Littérature / Literatura
Marie Susini : L’insularité, source de tous nos mots

Littérature / Literatura Marie Susini : L’insularité, source de tous nos mots

Martine Tania Dambacher a publié dernièrement aux éditions Colonna un essai dédié à Marie Susini et à son œuvre littéraire. L’ouvrage, préfacé par Francis Beretti, fait surgir de l’oubli une écrivaine Corse d’expression française de grand talent.

L’essai intitulé « Marie Susini ou l’apologie du désespoir » fait suite à une thèse de doctorat soutenue au département d’italien de l’Université de Strasbourg : « L’écriture de l’île dans les œuvres de Marie Susini et de Maria Giacobbe ». Il s’agit d’une étude comparative entre deux auteures, Corse et Sarde. Et une réflexion sur l’écriture insulaire.

La femme, figure centrale

Martine Tania Dambacher revient sur la genèse de l’œuvre littéraire de l’écrivaine Corse en mettant l’accent sur le caractère autobiographique de ses écrits. Ce parti-pris, qui s’appuie sur les déclarations de Marie Susini, reste pourtant réducteur si l’on considère la portée universelle de ses œuvres.

L’insularité vécue comme un enfermement renvoie au destin tragique et mortifère des femmes Corses à travers les siècles. Ces visages marqués par les épreuves, cette religiosité qui imprègne leurs dures existences est vécue dans un paysage d’une saisissante beauté !« Plein Soleil » sur ces vies meurtries par un destin implacable ! Ce n’est pas l’apologie du désespoir ! C’est la Corse de celles qui ont tenté de fuir les pièges de l’insularité. Certains critiques reprochent à Marie Susini d’avoir donné une vision négative de la Corse. Ils montrent aussi du doigt ses fictions truffées de corsicismes. Ses textes d’une grande beauté savent pourtant traduire si justement l’âme corse !

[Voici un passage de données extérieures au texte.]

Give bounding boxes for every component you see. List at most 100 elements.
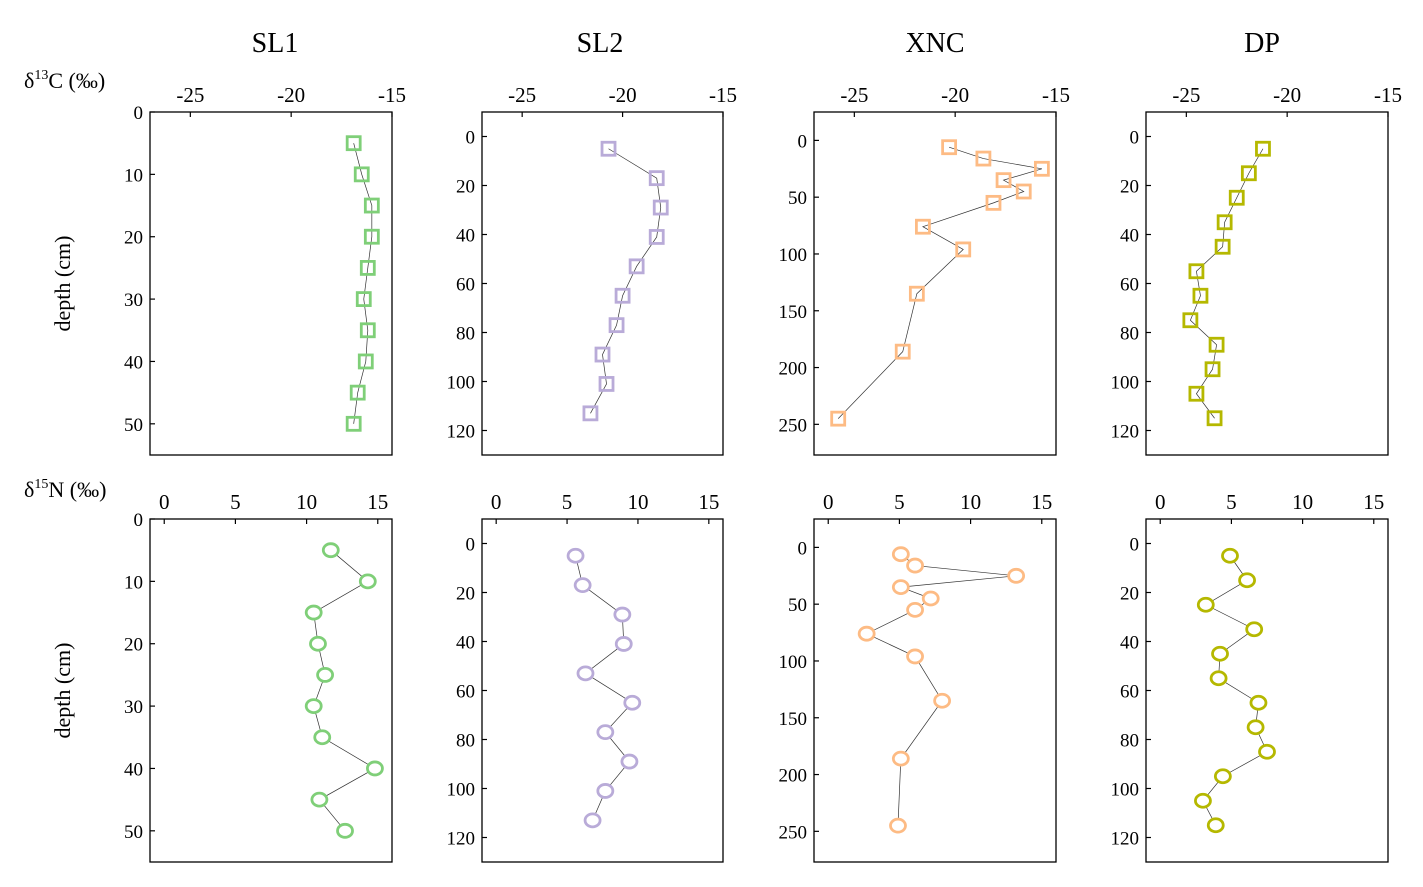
- x-tick-label: 5: [230, 490, 241, 514]
- data-point-circle: [891, 750, 910, 767]
- plot-frame: [481, 111, 724, 456]
- data-point-square: [985, 194, 1002, 211]
- data-point-square: [1204, 361, 1221, 378]
- x-tick-label: 15: [1031, 490, 1052, 514]
- data-point-square: [1240, 165, 1257, 182]
- plot-frame: [149, 111, 393, 456]
- x-tick-label: -20: [277, 83, 305, 107]
- data-point-circle: [366, 760, 384, 777]
- x-tick-label: -15: [1042, 83, 1070, 107]
- data-point-circle: [1196, 596, 1215, 613]
- data-point-circle: [310, 791, 329, 808]
- panel-dp-d13c: -25 -20 -15 0 20 40 60 80 100 120: [1111, 83, 1402, 456]
- data-point-square: [1192, 287, 1209, 304]
- data-point-circle: [313, 729, 332, 746]
- data-point-circle: [906, 648, 924, 665]
- data-point-square: [345, 415, 362, 432]
- series-line: [1189, 148, 1264, 419]
- data-point-circle: [1249, 694, 1268, 711]
- data-point-circle: [1246, 719, 1265, 736]
- data-point-square: [1033, 160, 1050, 177]
- panel-xnc-d13c: -25 -20 -15 0 50 100 150 200 250: [779, 83, 1070, 456]
- y-tick-label: 10: [124, 165, 143, 186]
- y-tick-label: 50: [124, 415, 143, 436]
- y-tick-label: 50: [788, 595, 807, 616]
- y-tick-label: 0: [798, 538, 808, 559]
- data-point-square: [975, 150, 992, 167]
- y-tick-label: 0: [798, 131, 808, 152]
- y-tick-label: 20: [1120, 177, 1139, 198]
- data-point-circle: [304, 698, 323, 714]
- data-point-square: [894, 343, 911, 360]
- y-tick-label: 100: [779, 652, 808, 673]
- data-point-circle: [933, 692, 952, 709]
- data-point-square: [359, 260, 376, 276]
- y-tick-label: 150: [779, 709, 808, 730]
- data-point-square: [598, 376, 615, 392]
- data-point-square: [355, 291, 372, 307]
- column-title-sl1: SL1: [252, 28, 299, 59]
- data-point-circle: [620, 753, 639, 770]
- data-point-circle: [573, 577, 592, 594]
- plot-frame: [813, 518, 1057, 863]
- data-point-square: [345, 135, 362, 152]
- y-tick-label: 250: [779, 822, 808, 843]
- data-point-circle: [613, 606, 632, 623]
- data-point-square: [608, 317, 625, 334]
- data-point-square: [1214, 238, 1231, 255]
- panel-sl1-d13c: -25 -20 -15 0 10 20 30 40 50 depth (cm): [50, 83, 406, 456]
- series-line: [353, 143, 373, 424]
- plot-frame: [1145, 111, 1389, 456]
- data-point-circle: [1258, 743, 1276, 760]
- data-point-square: [1188, 263, 1205, 280]
- data-point-circle: [596, 783, 615, 799]
- y-axis-label: depth (cm): [50, 643, 75, 739]
- data-point-circle: [1213, 768, 1232, 785]
- x-tick-label: 15: [1363, 490, 1384, 514]
- y-tick-label: 150: [779, 302, 808, 323]
- y-tick-label: 10: [124, 572, 143, 593]
- x-tick-label: -15: [1374, 83, 1402, 107]
- y-tick-label: 60: [456, 275, 475, 296]
- data-point-square: [1182, 312, 1199, 329]
- x-tick-label: 5: [1226, 490, 1237, 514]
- data-point-square: [648, 170, 665, 187]
- data-point-square: [1208, 336, 1225, 353]
- data-point-circle: [576, 665, 595, 682]
- y-tick-label: 0: [1130, 128, 1140, 149]
- row-label-d15n: δ15N (‰): [24, 477, 106, 502]
- y-axis-label: depth (cm): [50, 236, 75, 332]
- x-tick-label: 0: [159, 490, 170, 514]
- y-tick-label: 40: [1120, 633, 1139, 654]
- data-point-circle: [1194, 792, 1212, 809]
- panel-sl2-d15n: 0 5 10 15 0 20 40 60 80 100 120: [447, 490, 724, 863]
- data-point-square: [1255, 140, 1271, 157]
- y-tick-label: 250: [779, 415, 808, 436]
- y-tick-label: 80: [1120, 324, 1139, 345]
- x-tick-label: 0: [491, 490, 502, 514]
- x-tick-label: -25: [508, 83, 536, 107]
- y-tick-label: 0: [466, 535, 476, 556]
- x-tick-label: 10: [627, 490, 648, 514]
- y-tick-label: 120: [1111, 422, 1140, 443]
- y-tick-label: 40: [1120, 226, 1139, 247]
- y-tick-label: 40: [124, 352, 143, 373]
- series-line: [313, 549, 376, 832]
- data-point-circle: [891, 546, 910, 563]
- y-tick-label: 20: [124, 228, 143, 249]
- data-point-circle: [623, 694, 642, 711]
- data-point-square: [1206, 410, 1223, 427]
- data-point-square: [1216, 214, 1233, 231]
- data-point-square: [349, 384, 366, 401]
- data-point-circle: [321, 542, 340, 559]
- data-point-square: [652, 199, 669, 216]
- y-tick-label: 60: [1120, 682, 1139, 703]
- x-tick-label: 0: [1155, 490, 1166, 514]
- data-point-circle: [1007, 567, 1026, 584]
- data-point-square: [908, 285, 925, 302]
- x-tick-label: 10: [960, 490, 981, 514]
- y-tick-label: 40: [124, 759, 143, 780]
- data-point-circle: [921, 590, 940, 607]
- data-point-circle: [906, 601, 924, 618]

La Corse de Marie Susini, ce n’est pas seulement « sa Corse à elle », c’est celle de plusieurs générations de femmes Corses. La seule lecture des romans de Marie Susini nous plonge dans le vécu des femmes du peuple. Un vécu transcrit avec des mots justes et simples.

Dans « Je m’appelle Anna Livia », la mère peu aimante et absente est remplacée par la figure du père .Une relation marquée par l’interdit de l’inceste. « Plein soleil » c’est l’histoire de Vanina qui partage son existence entre son village, ses parents et le couvent où elle est éduquée avec rigueur et fausseté.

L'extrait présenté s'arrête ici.